La publicación de “Manual para morir amando” con Letrame Grupo Editorial refuerza la apuesta de la editorial por voces nuevas que arriesgan tanto en el fondo como en la forma. En un mercado donde a menudo se prioriza la inmediatez, Letrame continúa apostando por proyectos literarios con identidad propia y vocación de permanencia.

Para quienes se preguntan cómo publicar un libro sin renunciar a la coherencia artística, el recorrido de Castillo Carvajal se presenta como un ejemplo de acompañamiento editorial respetuoso con la propuesta del autor. Desde el diseño hasta la proyección del texto, la editorial ha facilitado que la obra conserve su carácter experimental y su tono íntimo.
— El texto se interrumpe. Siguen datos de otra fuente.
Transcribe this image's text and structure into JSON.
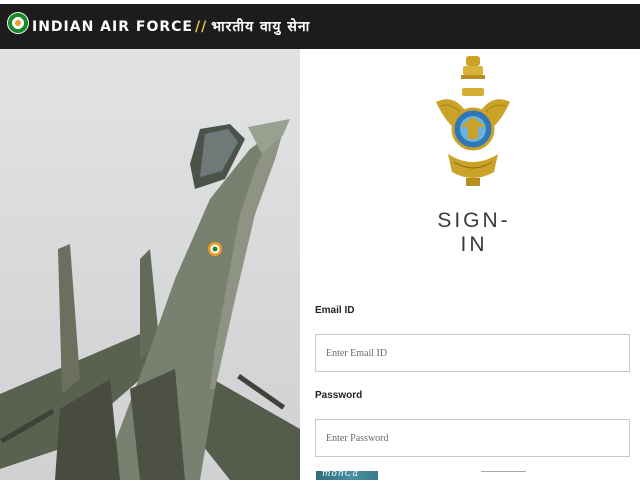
{
  "header": {
    "brand_en": "INDIAN AIR FORCE",
    "separator": "//",
    "brand_hi": "भारतीय वायु सेना"
  },
  "hero": {
    "image": "fighter-jet-photo"
  },
  "login": {
    "title": "SIGN-IN",
    "email_label": "Email ID",
    "email_placeholder": "Enter Email ID",
    "password_label": "Password",
    "password_placeholder": "Enter Password",
    "captcha_text": "mohCa"
  },
  "colors": {
    "header_bg": "#1c1c1c",
    "separator": "#e6c23a",
    "emblem_gold": "#c9a227",
    "emblem_blue": "#2f77b8"
  }
}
Este tipo de publicaciones refuerza el papel de la editorial como espacio para la exploración literaria, especialmente para autores que buscan publicar un libro alejado de fórmulas previsibles y más cercano a la experiencia estética.

Una primera obra con vocación de permanencia

Aunque se trata de su primera publicación, Alberto Andrés Castillo Carvajal afronta este debut con una mirada realista y reflexiva. El autor concibe “Manual para morir amando” como un libro de recorrido lento, destinado al boca a boca, a clubes de lectura y a lectores que buscan obras que permanezcan más allá de la novedad.

Las primeras opiniones coinciden en señalar el carácter introspectivo de la novela y su capacidad para desnudar emocionalmente al protagonista sin recurrir al dramatismo fácil. Esa recepción inicial refuerza la idea de que el libro encontrará su lugar con el tiempo, consolidándose como una propuesta de fondo más que de impacto inmediato.

Castillo Carvajal ya trabaja en un nuevo proyecto literario, aún en fase de revisión, con la intención de seguir explorando narrativas donde la forma y el contenido dialoguen de manera orgánica. Su debut no solo marca el inicio de una trayectoria, sino también la aparición de una voz que entiende la literatura como un espacio de observación, cuidado y honestidad emocional.

Con “Manual para morir amando”, el autor quiteño propone una lectura que no se impone, sino que acompaña, dejando al lector frente a una pregunta esencial: cuánto amor queda sin decir, y qué huella deja ese silencio.